Advanced deep architecture pruning using single filter performance
This work addresses the need for more efficient neural networks for applications requiring lower energy consumption and latency, though it appears incremental as it builds on existing pruning concepts with a new statistical mechanics-inspired approach.
The paper tackled the problem of reducing computational complexity in neural networks by introducing a pruning method based on single filter performance, achieving high pruning rates without accuracy loss on VGG-11 and EfficientNet-B0 architectures trained on CIFAR-100, outperforming other techniques at the same pruning magnitude.
Pruning the parameters and structure of neural networks reduces the computational complexity, energy consumption, and latency during inference. Recently, a novel underlying mechanism for successful deep learning (DL) was presented based on a method that quantitatively measures the single filter performance in each layer of a DL architecture, and a new comprehensive mechanism of how deep learning works was presented. This statistical mechanics inspired viewpoint enables to reveal the macroscopic behavior of the entire network from the microscopic performance of each filter and their cooperative behavior.

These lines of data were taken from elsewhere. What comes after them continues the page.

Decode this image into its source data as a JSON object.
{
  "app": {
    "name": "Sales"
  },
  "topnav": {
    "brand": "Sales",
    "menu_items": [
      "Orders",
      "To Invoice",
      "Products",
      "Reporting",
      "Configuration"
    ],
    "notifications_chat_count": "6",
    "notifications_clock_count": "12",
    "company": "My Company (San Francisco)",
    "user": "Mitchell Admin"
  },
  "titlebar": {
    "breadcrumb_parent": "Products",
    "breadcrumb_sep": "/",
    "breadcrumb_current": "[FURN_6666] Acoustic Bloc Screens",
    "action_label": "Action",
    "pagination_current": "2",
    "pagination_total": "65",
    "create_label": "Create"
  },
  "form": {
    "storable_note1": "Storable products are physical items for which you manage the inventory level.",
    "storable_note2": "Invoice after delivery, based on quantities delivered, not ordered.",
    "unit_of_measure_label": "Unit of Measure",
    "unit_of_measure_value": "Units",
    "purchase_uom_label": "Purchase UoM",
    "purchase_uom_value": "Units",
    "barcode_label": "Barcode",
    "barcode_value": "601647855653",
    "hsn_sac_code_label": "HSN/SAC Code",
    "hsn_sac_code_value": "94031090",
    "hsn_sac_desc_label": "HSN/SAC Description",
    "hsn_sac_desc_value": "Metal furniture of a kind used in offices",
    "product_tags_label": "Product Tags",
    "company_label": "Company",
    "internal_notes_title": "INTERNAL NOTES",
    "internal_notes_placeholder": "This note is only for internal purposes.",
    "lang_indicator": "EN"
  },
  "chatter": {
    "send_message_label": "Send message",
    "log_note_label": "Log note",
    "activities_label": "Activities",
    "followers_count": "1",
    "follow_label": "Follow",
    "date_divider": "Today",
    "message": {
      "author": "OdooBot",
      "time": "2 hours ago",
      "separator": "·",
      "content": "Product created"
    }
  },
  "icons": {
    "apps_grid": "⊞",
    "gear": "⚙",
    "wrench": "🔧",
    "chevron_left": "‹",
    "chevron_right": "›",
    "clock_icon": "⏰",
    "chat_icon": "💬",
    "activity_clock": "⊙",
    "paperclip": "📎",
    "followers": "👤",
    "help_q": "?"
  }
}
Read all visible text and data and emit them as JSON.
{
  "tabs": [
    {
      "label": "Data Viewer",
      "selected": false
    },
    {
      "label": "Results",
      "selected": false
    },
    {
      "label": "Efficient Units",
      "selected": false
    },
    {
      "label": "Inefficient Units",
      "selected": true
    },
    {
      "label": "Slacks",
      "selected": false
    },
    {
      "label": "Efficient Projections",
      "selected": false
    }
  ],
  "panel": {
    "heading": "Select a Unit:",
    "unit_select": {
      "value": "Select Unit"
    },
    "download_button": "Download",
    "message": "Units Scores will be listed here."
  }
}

Herein, we demonstrate how this understanding paves the path to high quenched dilution of the convolutional layers of deep architectures without affecting their overall accuracy using applied filter cluster connections (AFCC). AFCC is exemplified on VGG-11 and EfficientNet-B0 architectures trained on CIFAR-100, and its high pruning outperforms other techniques using the same pruning magnitude. Additionally, this technique is broadened to single nodal performance and highly pruning of fully connected layers, suggesting a possible implementation to considerably reduce the complexity of over-parameterized AI tasks.